Once again, we were confronted with a small, rather old theater, this time with a cloth-covered stage and once again, I implored them to alter the floor so that real tapping could occur. They eventually complied and because this theater was so very intimate (it seated no more than 150), the audience seemed to take an even greater part in the show. Marina treated us to yet another “traditional Russian dinner” following the performance — complete with herring; potatoes; pickles; beets and hot, steaming solanka soup. This evening was, again, for an invited audience of local artists, some of whom joined us for dinner. I believe that one of the most important things we were able to accomplish throughout the tour was “artistic exchange” — the chance for our young performers to get to know their fellow Russian actors, to talk about their work and the similar obstacles they face as professional artists. It became clear that working in the theater, whether in Moscow or New York, is mutually problematic.
Finally, we landed in Moscow — on a 55-year-old plane! The embassy booked us into a lovely hotel and we all enjoyed being in Russia’s capital city.
Much sightseeing and shopping ensued, coupled with two performances at the Vishnevskaya Opera Theatre, which was built five years ago by Galina Vishnevskaya, wife of acclaimed cellist and conductor Mstislav Rostropovich. It is a little jewel box, with three tiers that seat just over 300 people, and perfect acoustics. This was the only theater in which we did not need the assistance of wireless microphones. As expected, we found the Moscow audience to be the most critical of the tour, with the Friday evening performance receiving a rather chilly response. However, Saturday evening’s performance — seemingly the same as the night before — was met most enthusiastically, with a standing ovation and calls for many encores. We could not have ended our tour on a higher note. Once again, a number of my Sweeney Todd cast came to the final show and took us all out for a final Russian dinner before we left for home the next morning. Again, our cast and the Russian Sweeney actors connected in a most positive way — and plotted how they all might work together in the future.

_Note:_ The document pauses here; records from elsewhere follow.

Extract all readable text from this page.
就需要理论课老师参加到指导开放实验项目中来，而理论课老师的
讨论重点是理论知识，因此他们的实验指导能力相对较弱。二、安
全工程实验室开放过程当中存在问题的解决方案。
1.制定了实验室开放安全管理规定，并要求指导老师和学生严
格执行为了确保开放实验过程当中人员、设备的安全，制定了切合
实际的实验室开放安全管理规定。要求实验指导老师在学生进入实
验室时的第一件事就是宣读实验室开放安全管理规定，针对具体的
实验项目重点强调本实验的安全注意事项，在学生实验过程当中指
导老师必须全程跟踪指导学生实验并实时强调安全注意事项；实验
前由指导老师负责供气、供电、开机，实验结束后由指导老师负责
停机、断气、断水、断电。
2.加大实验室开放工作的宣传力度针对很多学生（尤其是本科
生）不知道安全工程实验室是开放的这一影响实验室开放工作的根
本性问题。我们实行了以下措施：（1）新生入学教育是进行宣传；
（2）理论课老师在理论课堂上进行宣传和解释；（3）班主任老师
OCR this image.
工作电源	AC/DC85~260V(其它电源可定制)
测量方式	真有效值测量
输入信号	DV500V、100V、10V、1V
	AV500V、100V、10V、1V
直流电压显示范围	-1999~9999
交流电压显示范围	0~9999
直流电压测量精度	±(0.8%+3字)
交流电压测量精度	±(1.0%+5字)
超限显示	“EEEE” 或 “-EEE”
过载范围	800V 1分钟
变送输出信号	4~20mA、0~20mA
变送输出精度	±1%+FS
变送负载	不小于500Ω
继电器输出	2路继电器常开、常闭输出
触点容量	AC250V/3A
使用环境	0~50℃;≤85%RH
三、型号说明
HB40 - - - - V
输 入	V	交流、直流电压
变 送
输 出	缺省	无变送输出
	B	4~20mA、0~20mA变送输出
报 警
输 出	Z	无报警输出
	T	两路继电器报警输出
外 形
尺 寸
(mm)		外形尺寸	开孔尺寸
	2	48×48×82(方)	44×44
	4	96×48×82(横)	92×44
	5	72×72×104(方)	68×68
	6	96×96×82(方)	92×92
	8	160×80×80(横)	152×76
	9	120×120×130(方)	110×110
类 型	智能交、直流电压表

During our first full day in Moscow, we were invited to a reception celebrating this 200th anniversary of diplomatic relations between our two countries at Spaso House, home of U.S. Ambassador to Russia William Burns and his wife, Lisa. There we were told by Jim Kenny from the U.S. Embassy that we had truly “broken ground” with this tour — that we had played before hundreds of Russian people who had never seen Americans perform live before, who had never heard the music of Broadway, and he had been told that our show had been a “true hit” wherever we had gone. They deeply appreciated Kelly, Rob and Sarah’s beautiful singing of show music, they loved to watch them dance, and they applauded and applauded in the hope that Frank would play more “ragtime.” No American performers had ever visited most of the towns in which we performed. I have been blessed to have been given the chance to direct many shows over my career, but I have never felt that a show had done so much good in forging good relations and encouraging the exchange of ideas with different people than Broadway X Three. It was an exhausting and exhilarating journey.